Thanks for your detailed response. I have read the other reviews as well. My initial score may have been a bit harsh, so I’m raising it from 3 to 4 (borderline accept). The technical contribution is solid, and the problem is both interesting and important.

评论

We appreciate your constructive feedback on our manuscript. We will clarify the contributions of our paper in the revised version.

最终决定

The paper studies the Follow-the-Perturbed-Leader family of bandit meta-algorithms known for achieving optimal scaling for both stochastic and adversarial settings (the so called Best of Both Worlds guarantees). Here the authors study a family of perturbation distributions for FTPL policies and derive BoBW guarantees for asymmetric unbounded perturbations. They further derive similar guarantees for symmetric perturbations in problem instances with two arms (K=2K=2), and demonstrate that there exist problem instances with K>2K>2 where their analysis technique does not suffice (the conditions shown to be necessary for the derivation of BoBW guarantees do not hold).
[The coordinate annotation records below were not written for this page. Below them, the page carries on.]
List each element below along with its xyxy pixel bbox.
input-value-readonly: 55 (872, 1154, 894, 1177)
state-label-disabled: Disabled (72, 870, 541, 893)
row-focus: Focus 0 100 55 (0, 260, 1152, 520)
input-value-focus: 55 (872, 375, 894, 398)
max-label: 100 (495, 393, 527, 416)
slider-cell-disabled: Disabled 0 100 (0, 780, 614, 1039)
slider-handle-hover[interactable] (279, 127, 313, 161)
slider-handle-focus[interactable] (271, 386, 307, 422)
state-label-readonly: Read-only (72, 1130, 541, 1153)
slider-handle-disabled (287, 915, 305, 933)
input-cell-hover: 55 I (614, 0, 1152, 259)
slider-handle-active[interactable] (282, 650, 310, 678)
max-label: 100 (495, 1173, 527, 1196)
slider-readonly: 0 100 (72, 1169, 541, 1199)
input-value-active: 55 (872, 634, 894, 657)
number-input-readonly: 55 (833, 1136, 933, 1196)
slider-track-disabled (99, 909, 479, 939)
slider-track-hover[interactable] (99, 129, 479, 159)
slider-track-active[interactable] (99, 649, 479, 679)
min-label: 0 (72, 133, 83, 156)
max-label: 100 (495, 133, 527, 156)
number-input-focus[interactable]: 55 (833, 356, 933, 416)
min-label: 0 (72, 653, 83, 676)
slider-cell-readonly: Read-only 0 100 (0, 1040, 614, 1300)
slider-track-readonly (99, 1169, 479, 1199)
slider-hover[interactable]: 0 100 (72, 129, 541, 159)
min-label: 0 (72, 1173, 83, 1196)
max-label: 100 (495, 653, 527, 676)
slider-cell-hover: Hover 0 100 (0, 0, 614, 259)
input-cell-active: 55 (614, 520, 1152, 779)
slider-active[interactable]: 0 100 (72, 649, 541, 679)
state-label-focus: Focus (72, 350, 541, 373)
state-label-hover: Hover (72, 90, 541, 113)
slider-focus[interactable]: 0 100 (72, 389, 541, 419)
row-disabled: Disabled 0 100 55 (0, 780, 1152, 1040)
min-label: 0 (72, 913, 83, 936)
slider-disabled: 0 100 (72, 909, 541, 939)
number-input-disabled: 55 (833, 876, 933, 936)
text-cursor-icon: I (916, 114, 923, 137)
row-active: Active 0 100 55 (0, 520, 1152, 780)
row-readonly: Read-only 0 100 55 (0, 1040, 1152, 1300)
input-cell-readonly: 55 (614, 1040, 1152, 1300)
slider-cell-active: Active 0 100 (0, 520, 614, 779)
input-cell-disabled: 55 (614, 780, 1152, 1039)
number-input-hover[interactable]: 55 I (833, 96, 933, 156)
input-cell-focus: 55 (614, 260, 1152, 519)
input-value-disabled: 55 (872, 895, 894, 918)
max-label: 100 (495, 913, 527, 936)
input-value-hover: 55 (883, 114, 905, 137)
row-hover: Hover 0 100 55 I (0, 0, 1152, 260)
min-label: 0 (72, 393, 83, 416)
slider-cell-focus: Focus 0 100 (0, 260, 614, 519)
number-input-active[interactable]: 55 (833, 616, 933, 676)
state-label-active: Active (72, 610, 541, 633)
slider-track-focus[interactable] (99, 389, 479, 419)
Overall the paper is well written and the reviewers agree that the results further the understanding of an important family of methods, FTPL, and details further connections with the FTRL (Follow the regularized leader) family of meta-algorithms. Reviewers explicitly mention the importance of studying hybrid perturbations in the FTPL, given the success of hybrid regularizers in the FTRL approaches and the lighter computation required in FTPL family of algorithms.

In light of this contribution, I recommend acceptance for this submission and encourage the authors to address the reviewer comments in their final version.